Often as a software engineer my team is faced with a choice between two or more options for how to solve a particular problem. What will ultimately end up being the correct choice depends on information we may not have at the time we have to choose an option.
The arguments for and against the various alternatives are usually made along the lines of complexity, flexibility, and time to develop. The simpler solutions take less time to develop, but will be less flexible in the face of potential changes. More flexible solutions are great, except that they take more time to develop. If the expected changes never happen, the extra time to develop the feature is wasted effort.
Since we are not omniscient, we cannot know a priori which design alternative will ultimately be correct. Because we need to make a choice right now, we need some kind of guiding principle to help make a decision.

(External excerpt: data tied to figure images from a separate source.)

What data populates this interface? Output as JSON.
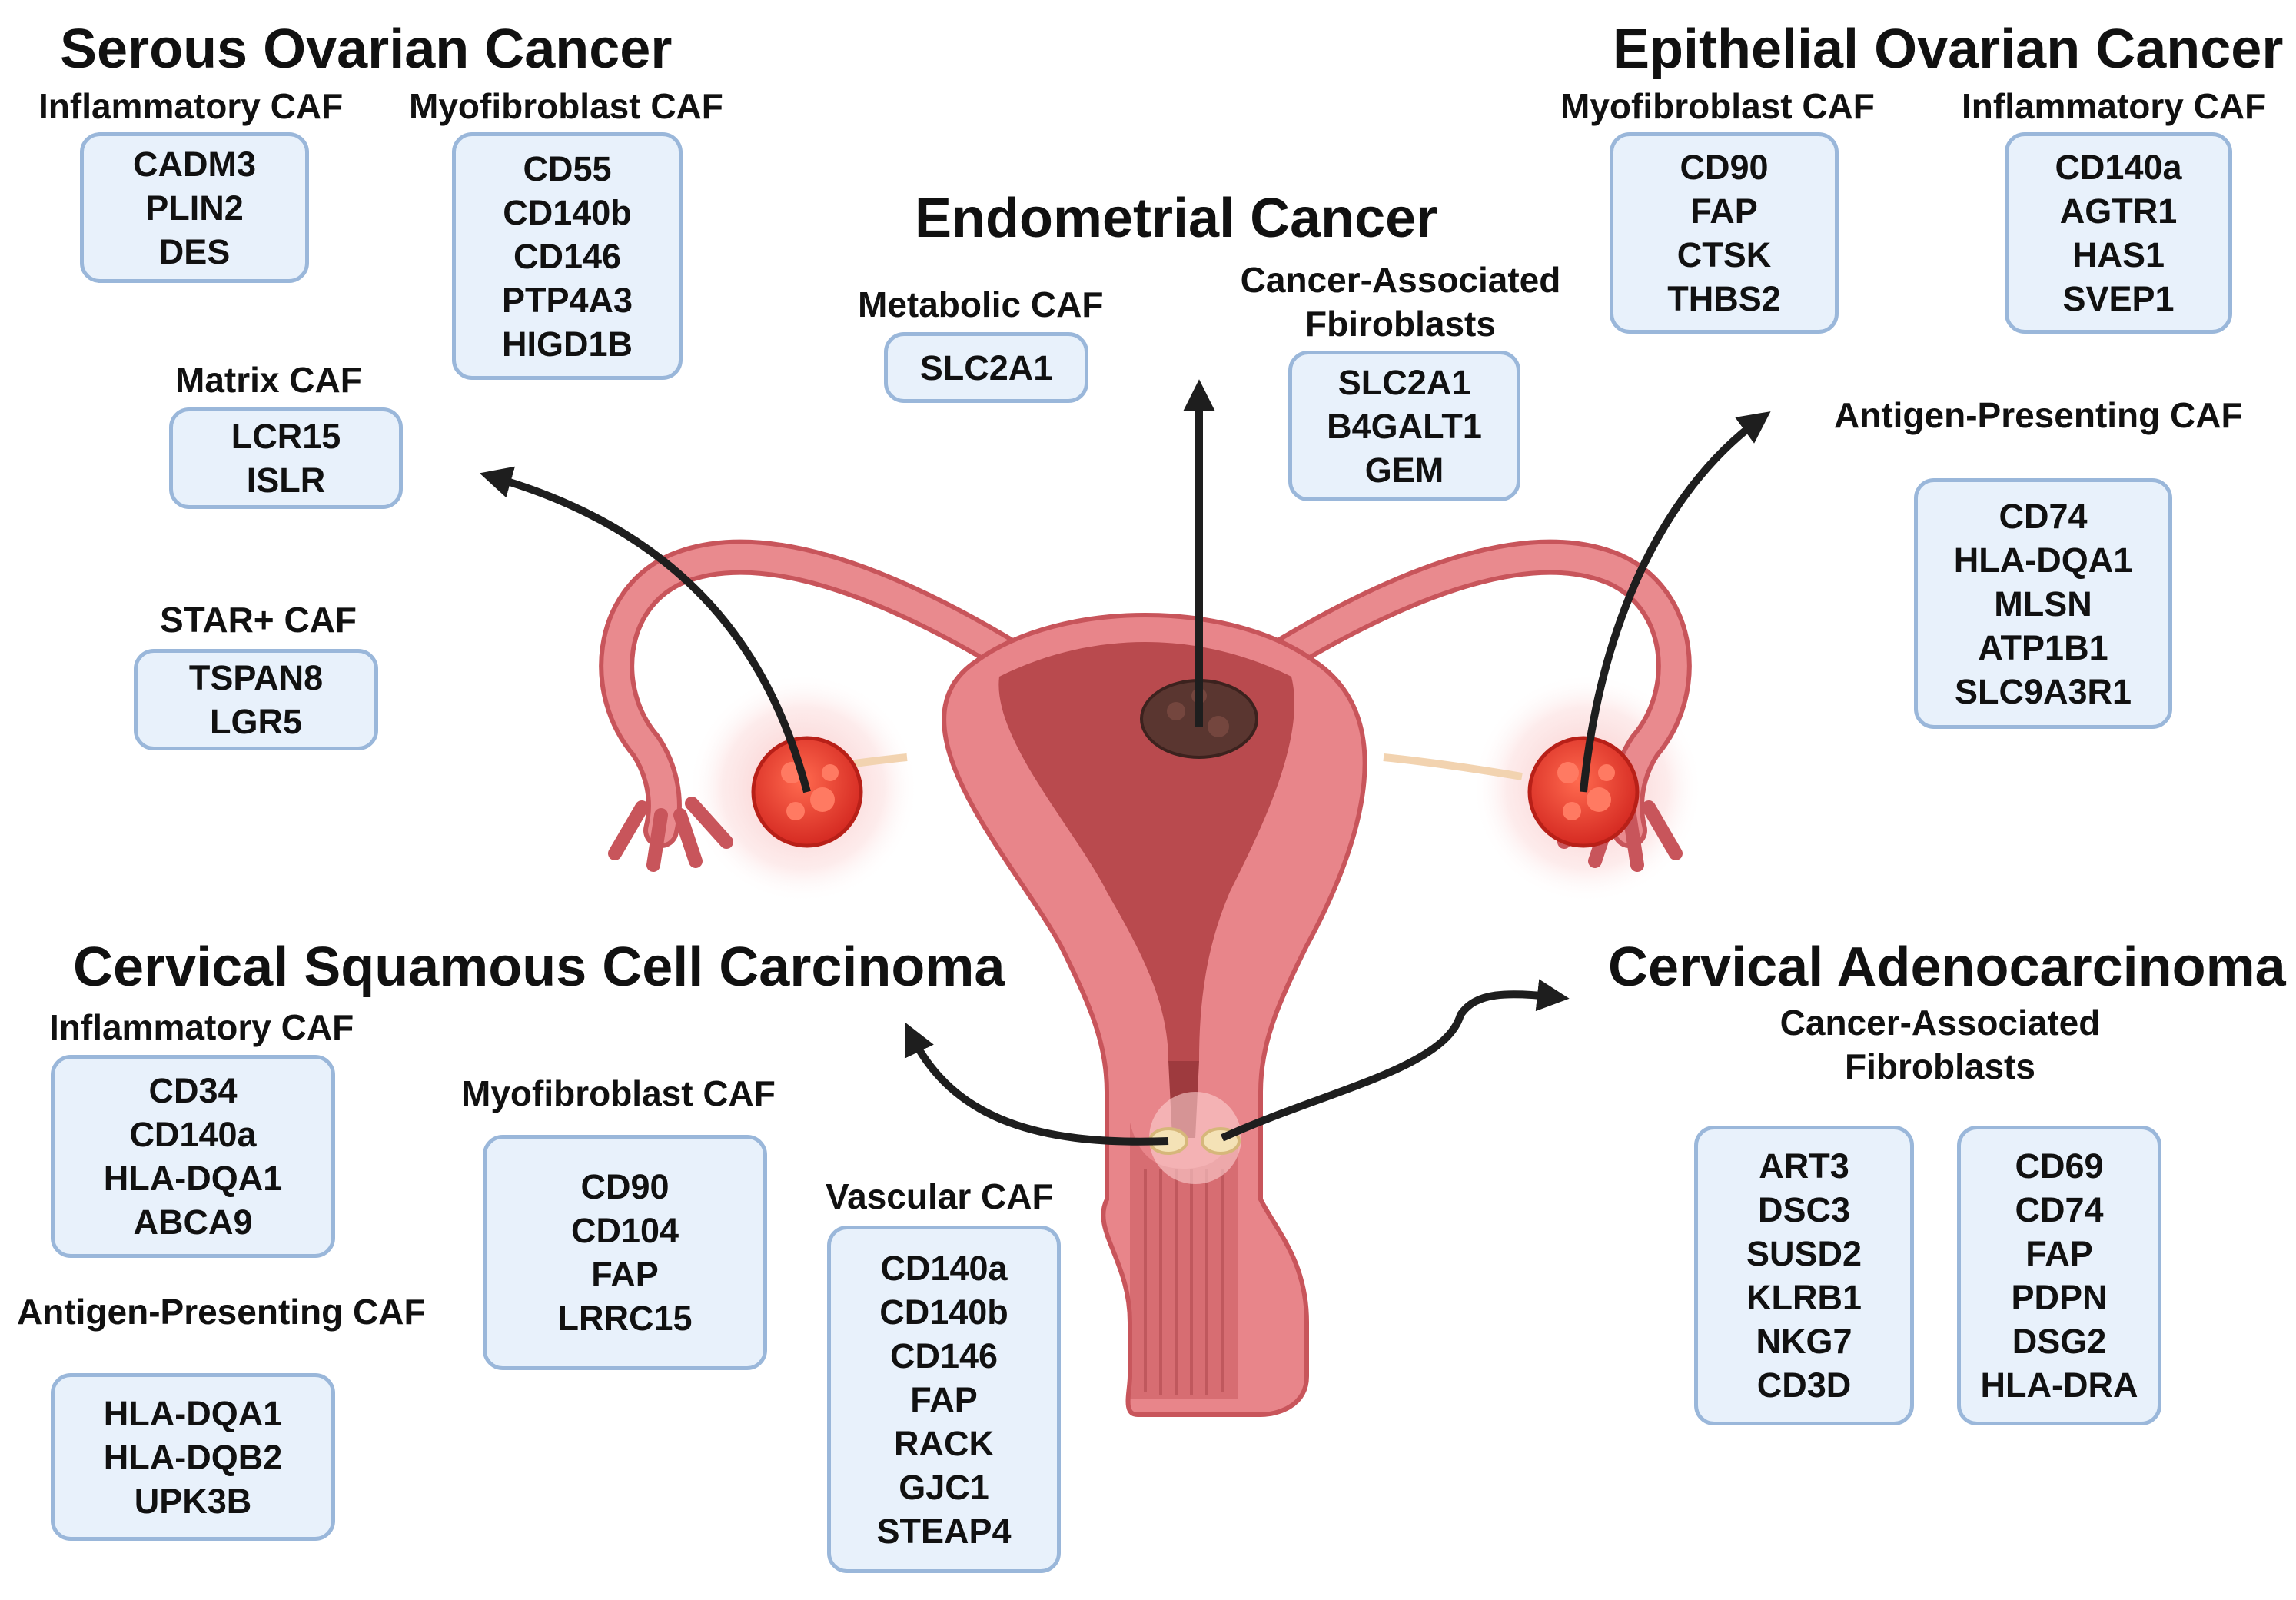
{
  "sections": [
    {
      "title": "Serous Ovarian Cancer",
      "groups": [
        {
          "label": "Inflammatory CAF",
          "markers": [
            "CADM3",
            "PLIN2",
            "DES"
          ]
        },
        {
          "label": "Myofibroblast CAF",
          "markers": [
            "CD55",
            "CD140b",
            "CD146",
            "PTP4A3",
            "HIGD1B"
          ]
        },
        {
          "label": "Matrix CAF",
          "markers": [
            "LCR15",
            "ISLR"
          ]
        },
        {
          "label": "STAR+ CAF",
          "markers": [
            "TSPAN8",
            "LGR5"
          ]
        }
      ]
    },
    {
      "title": "Endometrial Cancer",
      "groups": [
        {
          "label": "Metabolic CAF",
          "markers": [
            "SLC2A1"
          ]
        },
        {
          "label": "Cancer-Associated Fbiroblasts",
          "markers": [
            "SLC2A1",
            "B4GALT1",
            "GEM"
          ]
        }
      ]
    },
    {
      "title": "Epithelial Ovarian Cancer",
      "groups": [
        {
          "label": "Myofibroblast CAF",
          "markers": [
            "CD90",
            "FAP",
            "CTSK",
            "THBS2"
          ]
        },
        {
          "label": "Inflammatory CAF",
          "markers": [
            "CD140a",
            "AGTR1",
            "HAS1",
            "SVEP1"
          ]
        },
        {
          "label": "Antigen-Presenting CAF",
          "markers": [
            "CD74",
            "HLA-DQA1",
            "MLSN",
            "ATP1B1",
            "SLC9A3R1"
          ]
        }
      ]
    },
    {
      "title": "Cervical Squamous Cell Carcinoma",
      "groups": [
        {
          "label": "Inflammatory CAF",
          "markers": [
            "CD34",
            "CD140a",
            "HLA-DQA1",
            "ABCA9"
          ]
        },
        {
          "label": "Myofibroblast CAF",
          "markers": [
            "CD90",
            "CD104",
            "FAP",
            "LRRC15"
          ]
        },
        {
          "label": "Vascular CAF",
          "markers": [
            "CD140a",
            "CD140b",
            "CD146",
            "FAP",
            "RACK",
            "GJC1",
            "STEAP4"
          ]
        },
        {
          "label": "Antigen-Presenting CAF",
          "markers": [
            "HLA-DQA1",
            "HLA-DQB2",
            "UPK3B"
          ]
        }
      ]
    },
    {
      "title": "Cervical Adenocarcinoma",
      "groups": [
        {
          "label": "Cancer-Associated Fibroblasts",
          "markers": [
            "ART3",
            "DSC3",
            "SUSD2",
            "KLRB1",
            "NKG7",
            "CD3D"
          ]
        },
        {
          "label": "",
          "markers": [
            "CD69",
            "CD74",
            "FAP",
            "PDPN",
            "DSG2",
            "HLA-DRA"
          ]
        }
      ]
    }
  ],
  "colors": {
    "box_fill": "#e8f1fb",
    "box_border": "#9ab7da",
    "arrow": "#1e1e1e",
    "uterus_outer": "#e8858a",
    "uterus_cavity": "#b94a4e",
    "tumor": "#e0342b",
    "endometrial_tumor": "#5a3630"
  }
}
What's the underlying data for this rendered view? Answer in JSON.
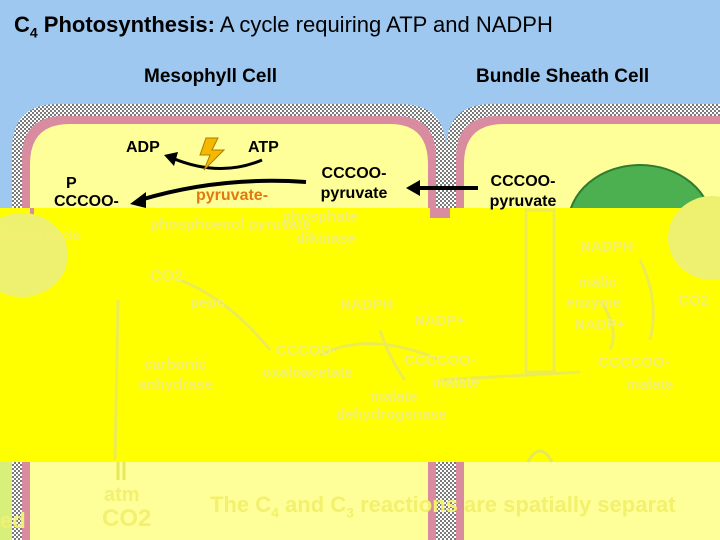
{
  "title": {
    "c": "C",
    "sub": "4",
    "rest": " Photosynthesis:",
    "subtitle": " A cycle requiring ATP and NADPH"
  },
  "cells": {
    "mesophyll": "Mesophyll Cell",
    "bundle_sheath": "Bundle Sheath Cell"
  },
  "labels": {
    "adp": "ADP",
    "atp": "ATP",
    "p": "P",
    "ccc_left": "CCCOO-",
    "pyruvate_orange": "pyruvate-",
    "ccc_mid_1": "CCCOO-",
    "ccc_mid_2": "pyruvate",
    "ccc_right_1": "CCCOO-",
    "ccc_right_2": "pyruvate"
  },
  "faint_labels": {
    "calvin": "Calvin cycle",
    "phosphoenol": "phosphoenol pyruvate",
    "ppdk_1": "phosphate",
    "ppdk_2": "dikinase",
    "co2": "CO2",
    "pepc": "pepc",
    "carbonic_1": "carbonic",
    "carbonic_2": "anhydrase",
    "oaa_1": "CCCOO-",
    "oaa_2": "oxaloacetate",
    "nadph_mid": "NADPH",
    "nadp_mid": "NADP+",
    "malate_mid_1": "CCCCOO-",
    "malate_mid_2": "malate",
    "mdh_1": "malate",
    "mdh_2": "dehydrogenase",
    "nadph_right": "NADPH",
    "malic_1": "malic",
    "malic_2": "enzyme",
    "nadp_right": "NADP+",
    "co2_right": "CO2",
    "malate_right_1": "CCCCOO-",
    "malate_right_2": "malate",
    "atm_1": "atm",
    "atm_2": "CO2",
    "left_edge": "ed"
  },
  "bottom_note": {
    "a": "The C",
    "s1": "4",
    "b": " and C",
    "s2": "3",
    "c": " reactions are spatially separat"
  },
  "colors": {
    "background": "#9ec8ef",
    "cytoplasm": "#ffff00",
    "upper_cytoplasm": "#ffff99",
    "membrane": "#d98ca0",
    "chloroplast": "#4caf50",
    "ground": "#d8f07a",
    "atp_bolt": "#f5b800"
  }
}
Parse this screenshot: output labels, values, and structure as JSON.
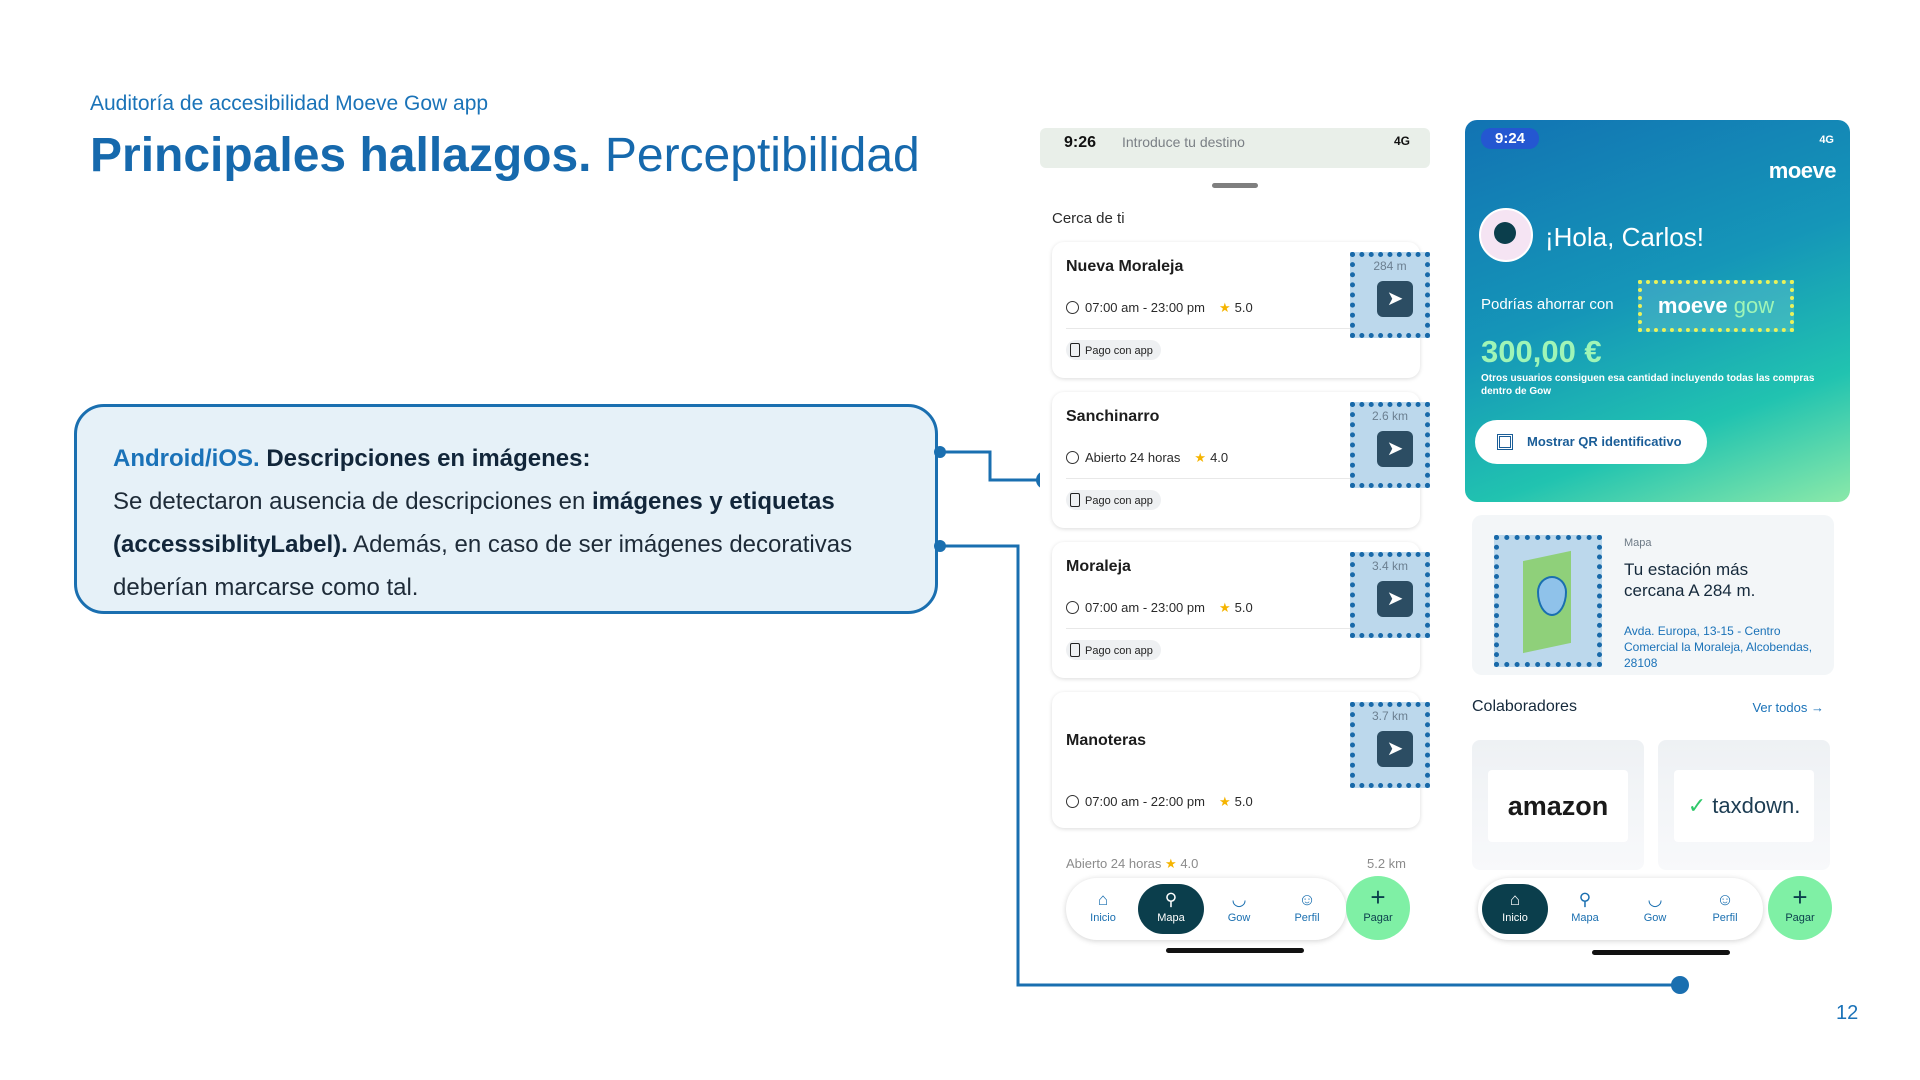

This idea was recently expressed in a Team Leadership Google Group I read by Charlie Poole on this thread on pair programming:
If I saw a pair debating the best approach for more than three minutes I’d
probably ask them to decide which approach to try first. This leads to useful
considerations, like "Will it be easier to refactor from A to B, or from B to A, if we
change our minds later?" When reminded that the goal is to decide what to do in the
next 5 minutes, not what is "best" in some absolute sense, most pairs move on…
When I talked about this post with my girlfriend Emily, she said “When hanging a picture, it’s better to drill a pilot hole sized to the screw first. If you drill into a stud, no harm done. If you start with a hole sized for an anchor and drill into a stud, you have patching, sanding, and painting to do.” (A stud finder helps in these situations too, but you get the idea.) I’m sure you all have similar examples.
This idea integrates nicely with the principles of YAGNI and Last Responsible Moment. Software, by nature, will change. We are unable to predict how and in what way it will change. Well designed software is not over-engineered software. If we tried to write software that would be malleable in the face of any kind of change, ever, we would never finish. There are simply too many possibilities. It would be an expensive waste of time. The alternative is not to write software that cannot change (otherwise it would no longer be soft-ware), but to make intelligent choices about which axes of change we will support.
In the face of two similar alternatives, we should choose the one that will be easier to change. This will usually be the one that commits the fewest resources, imposes the weakest restrictions, and takes the least time.